(This post had been accidentally removed for as yet unknown reasons. It's now reposted.)
Frank Murphy, Chadds Ford Township supervisor since 2014 has died. Word came via text from fellow supervisor Samantha Reiner. Murphy had been battling cancer for the last three years. He is survived by his wife Anna-Marie and two daughters, Natalie and Juliana.
Murphy had two degrees, one in engineering and another in law. He was elected supervisor in November of 2013, defeating Democrat Rhona Klein. Prior to his election as supervisor, he was on the Unionville-Chadds Ford School Board
Reiner said he was taken to the Chester County Hospital Wednesday evening. He was in the hospital when he died.

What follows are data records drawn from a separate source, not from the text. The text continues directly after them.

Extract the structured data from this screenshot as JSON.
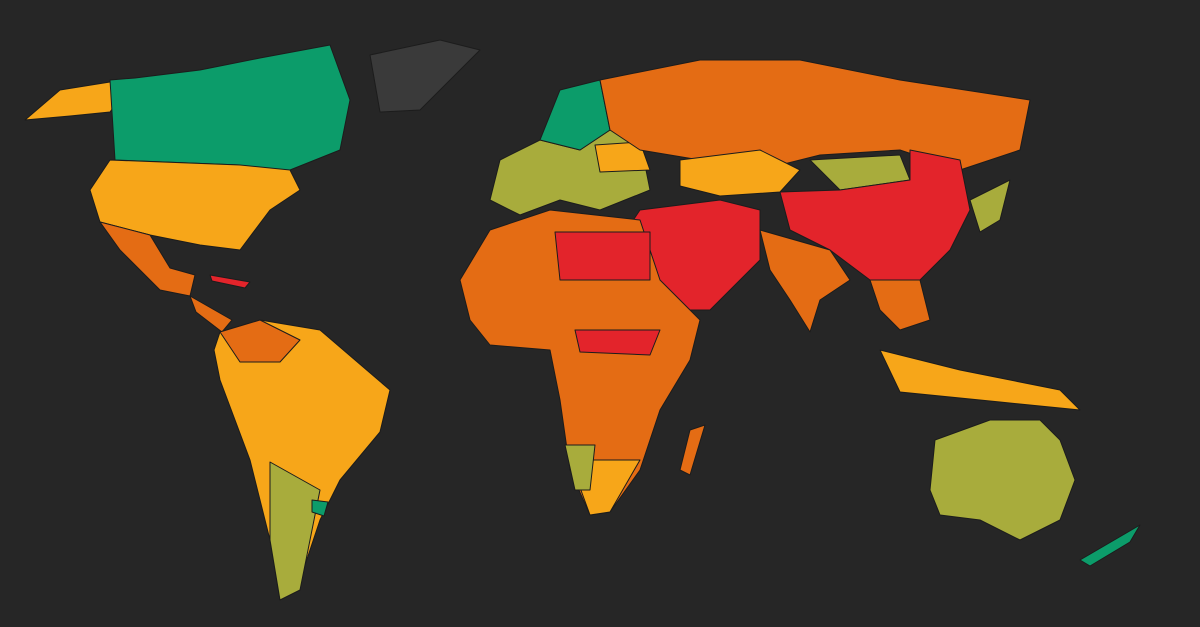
{
  "map": {
    "background": "#262626",
    "border": "#1c1c1c",
    "palette": [
      "#0c9c6a",
      "#f7a619",
      "#a8ac3c",
      "#e46c14",
      "#e3242b",
      "#3a3a3a"
    ]
  }
}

“Frank was a natural leader in Chadds Ford for many years,” Reiner said. “He was respected and looked up to by everyone. The community and officials have missed his wisdom and dedication during his illness. I extend my sincere condolences to his family at this very difficult time.”
Former Supervisor Noelle Barbone also served on the board with Murphy. She said, “I’m very sad. Right now. Frank Murphy was never looking for recognition or praise. He always stayed true to his values. He was a wonderful supervisor partner. He will be missed."
Former township manager Maryann Furlong also worked with Murphy for years.
“It was a privilege to work with Frank during my years as township manager. He was always the voice of reason in the room and had an uncanny ability to see all sides of an issue. I know he was very proud of the strides the township made in preserving open space, especially Brinton Run Preserve and Painter’s Folly.”
Mike Maddren, Chadds Ford Township solicitor was also Murphy’s law partner.
“I can’t imagine anyone loving Frank more than I did, but I know that whatever loss I am feeling his family is suffering exponentially worse,” Maddren said. “He was the smartest person I have ever met. I have had the pleasure of working with a lot of incredibly talented public servants, but Frank’s skill and sense of community have been unparalleled among them. He was a stabilizing voice of reason in each and every situation he entered, and I hope that the Chadds Ford and Delaware County communities who knew and loved Frank will band together to appreciate his legacy.”